È in uno dei punti più sensibili dei «confini esterni» dell’Unione Europea che uomini e donne provenienti da Paesi e mondi diversi si incontreranno per siglare un patto: per stendere la «Carta di Lampedusa» e per impegnarsi a dare attuazione ai suoi principi.

Lampedusa, in effetti, è diventata uno snodo strategico nelle politiche europee di controllo dei confini e delle migrazioni, che hanno ridisegnato complessivamente lo spazio mediterraneo. La stessa azione del governo italiano va vista all’interno di questo quadro più generale, caratterizzato dal tentativo di filtrare selettivamente i flussi migratori, di «esternalizzare» per quanto possibile la gestione dei richiedenti asilo, ma anche di «armonizzare» queste politiche con interessi strategici ed economici nei Paesi della sponda Sud del mediterraneo (dove la caduta di regimi «amici» e collaborativi, nel 2011, ha posto più di un problema). Le politiche di «cooperazione allo sviluppo», in particolare, sono state negli ultimi anni sempre più direttamente collegate al controllo dei confini e delle migrazioni.

Lampedusa è uno specchio in cui si possono vedere riflessi alcuni dei «risultati» di queste politiche. Sui fondali del mare che circonda l’isola giacciono migliaia di cadaveri. La composizione delle donne e degli uomini che riescono a sbarcare sulle sue coste racconta la violenza delle crisi e delle guerre che continuano a devastare molte aree sulla «sponda sud» del Mediterraneo (nonché molti Paesi da cui donne e uomini in fuga la raggiungono). I rituali di degradazione a cui, come tutti hanno visto, i migranti vengono sottoposti nel «centro d’accoglienza» dell’isola, ci parlano poi delle condizioni quotidiane di vita negli innumerevoli luoghi di detenzione in Europa e ai suoi confini. E quei rituali di degradazione preparano i migranti alle degradazioni e alle discriminazioni che costituiscono la «normalità» in Italia e in Europa, tanto nel lavoro quanto nella società.

Lungi dal rivestire un significato «marginale», ciò che accade da anni a Lampedusa, proprio in quanto «luogo di confine», fa dunque emergere alcuni dei caratteri strategici di quella che possiamo chiamare la costituzione materiale dell’Unione Europea: la definizione dei criteri di accesso al suo spazio, l’affermazione e la negoziazione dei suoi interessi nel rapporto con aree di grande rilevanza strategica ed economica, la stessa articolazione della cittadinanza europea e del «modello sociale» a essa collegato.

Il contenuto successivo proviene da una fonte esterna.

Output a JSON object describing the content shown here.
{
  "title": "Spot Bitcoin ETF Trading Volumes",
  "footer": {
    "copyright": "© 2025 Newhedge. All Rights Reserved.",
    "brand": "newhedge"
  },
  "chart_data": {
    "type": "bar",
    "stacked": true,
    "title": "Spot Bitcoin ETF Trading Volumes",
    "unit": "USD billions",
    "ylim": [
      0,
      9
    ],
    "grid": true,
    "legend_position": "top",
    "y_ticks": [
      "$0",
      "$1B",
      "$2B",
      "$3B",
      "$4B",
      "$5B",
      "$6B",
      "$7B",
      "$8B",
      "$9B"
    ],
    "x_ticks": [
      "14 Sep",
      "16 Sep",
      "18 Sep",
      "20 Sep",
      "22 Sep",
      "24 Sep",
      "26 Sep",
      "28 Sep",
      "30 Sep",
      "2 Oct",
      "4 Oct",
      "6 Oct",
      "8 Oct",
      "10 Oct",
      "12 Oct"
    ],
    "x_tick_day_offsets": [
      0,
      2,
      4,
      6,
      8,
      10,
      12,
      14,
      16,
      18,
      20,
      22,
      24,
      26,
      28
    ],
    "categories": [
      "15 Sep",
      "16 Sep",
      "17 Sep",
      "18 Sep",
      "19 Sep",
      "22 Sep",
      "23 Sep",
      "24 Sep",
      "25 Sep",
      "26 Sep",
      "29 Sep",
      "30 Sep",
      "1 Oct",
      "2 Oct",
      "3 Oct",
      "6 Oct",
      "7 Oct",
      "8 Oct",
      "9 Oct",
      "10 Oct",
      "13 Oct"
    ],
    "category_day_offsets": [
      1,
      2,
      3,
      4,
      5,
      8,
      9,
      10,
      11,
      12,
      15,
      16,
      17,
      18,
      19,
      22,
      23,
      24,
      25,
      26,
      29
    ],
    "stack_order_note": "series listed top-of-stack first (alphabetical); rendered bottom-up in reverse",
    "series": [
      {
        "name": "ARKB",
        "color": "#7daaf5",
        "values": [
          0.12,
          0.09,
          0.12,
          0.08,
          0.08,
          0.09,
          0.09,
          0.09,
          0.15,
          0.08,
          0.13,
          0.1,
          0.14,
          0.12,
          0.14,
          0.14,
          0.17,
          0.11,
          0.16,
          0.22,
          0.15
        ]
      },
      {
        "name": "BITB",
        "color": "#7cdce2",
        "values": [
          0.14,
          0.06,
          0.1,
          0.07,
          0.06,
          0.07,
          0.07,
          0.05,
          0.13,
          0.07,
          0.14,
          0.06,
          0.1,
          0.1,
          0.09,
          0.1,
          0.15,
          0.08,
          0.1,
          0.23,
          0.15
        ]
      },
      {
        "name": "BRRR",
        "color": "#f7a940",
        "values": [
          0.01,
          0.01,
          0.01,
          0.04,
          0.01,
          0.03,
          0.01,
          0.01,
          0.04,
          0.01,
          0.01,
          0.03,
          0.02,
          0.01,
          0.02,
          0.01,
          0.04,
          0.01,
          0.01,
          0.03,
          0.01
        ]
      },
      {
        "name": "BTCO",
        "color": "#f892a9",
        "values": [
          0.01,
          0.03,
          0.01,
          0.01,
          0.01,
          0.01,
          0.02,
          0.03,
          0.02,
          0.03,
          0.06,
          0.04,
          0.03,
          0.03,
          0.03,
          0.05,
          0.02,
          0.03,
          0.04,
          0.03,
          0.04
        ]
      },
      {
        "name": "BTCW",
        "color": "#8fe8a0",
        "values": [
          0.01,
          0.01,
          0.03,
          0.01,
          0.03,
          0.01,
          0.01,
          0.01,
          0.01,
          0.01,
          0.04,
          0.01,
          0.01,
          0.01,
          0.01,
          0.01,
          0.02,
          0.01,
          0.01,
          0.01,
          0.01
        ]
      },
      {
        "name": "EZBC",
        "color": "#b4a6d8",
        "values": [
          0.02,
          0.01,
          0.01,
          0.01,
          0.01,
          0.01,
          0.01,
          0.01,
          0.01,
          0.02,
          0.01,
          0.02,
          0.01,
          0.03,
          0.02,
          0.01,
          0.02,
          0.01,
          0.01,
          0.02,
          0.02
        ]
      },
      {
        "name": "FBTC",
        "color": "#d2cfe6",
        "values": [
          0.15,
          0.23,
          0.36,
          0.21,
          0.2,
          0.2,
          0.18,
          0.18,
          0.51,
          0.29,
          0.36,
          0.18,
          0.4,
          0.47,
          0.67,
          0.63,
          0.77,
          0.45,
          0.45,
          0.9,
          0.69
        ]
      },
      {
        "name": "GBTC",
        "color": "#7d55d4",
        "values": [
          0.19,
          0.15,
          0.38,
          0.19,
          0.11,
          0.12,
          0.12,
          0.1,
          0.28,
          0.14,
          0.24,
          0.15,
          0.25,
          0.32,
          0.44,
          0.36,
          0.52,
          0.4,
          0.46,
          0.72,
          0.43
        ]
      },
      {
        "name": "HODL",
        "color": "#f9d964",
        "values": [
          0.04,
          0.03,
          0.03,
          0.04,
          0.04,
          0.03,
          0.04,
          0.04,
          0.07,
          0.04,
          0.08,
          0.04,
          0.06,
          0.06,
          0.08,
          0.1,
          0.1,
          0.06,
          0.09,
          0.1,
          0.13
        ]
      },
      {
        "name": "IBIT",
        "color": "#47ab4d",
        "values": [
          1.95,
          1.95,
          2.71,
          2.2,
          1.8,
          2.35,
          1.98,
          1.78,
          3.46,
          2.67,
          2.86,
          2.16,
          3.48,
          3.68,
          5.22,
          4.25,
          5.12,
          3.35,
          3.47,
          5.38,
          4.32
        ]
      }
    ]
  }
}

Tutt’altro che «marginale», conseguentemente, è la posta in gioco nella stesura della Carta di Lampedusa. L’annunciata partecipazione di attivisti e attiviste da Paesi della sponda Sud del Mediterraneo costituisce una straordinaria occasione di confronto su una diversa politica di cooperazione trans-continentale, nutrita dalla straordinaria spinta dei movimenti del 2011. La presenza di molti collettivi di migranti porterà all’interno della discussione di Lampedusa la voce dei protagonisti delle formidabili lotte che la migrazione continua a determinare tanto nei territori europei quanto ai suoi confini. E l’interesse dimostrato per la Carta di Lampedusa da parte di molti movimenti che si battono contro l’austerity prefigura più ampie coalizioni di lotta per un’altra Europa.

A Lampedusa del resto abbiamo visto in questi anni anche immagini diverse da quelle che si sono ricordate in precedenza: immagini di una solidarietà costruita in condizioni spesso difficili, l’immagine di una sindaca coraggiosa capace di dire le parole giuste al momento giusto, immagini della dignità, della rabbia e della resistenza di donne e uomini migranti che non intendono subordinare la propria libertà di movimento ai criteri di «convenienza» che ispirano le politiche migratorie italiane ed europee. Ecco, nella radicalità di questa affermazione di un principio (di un «diritto», se si preferisce) da parte dei migranti, in un gesto che si ripete quotidianamente nelle nostre città, c’è una traccia per intendere il significato della Carta di Lampedusa e dei suoi principi fondativi: un dispositivo di moltiplicazione e di intensificazione delle lotte che già oggi prefigurano un’altra Europa.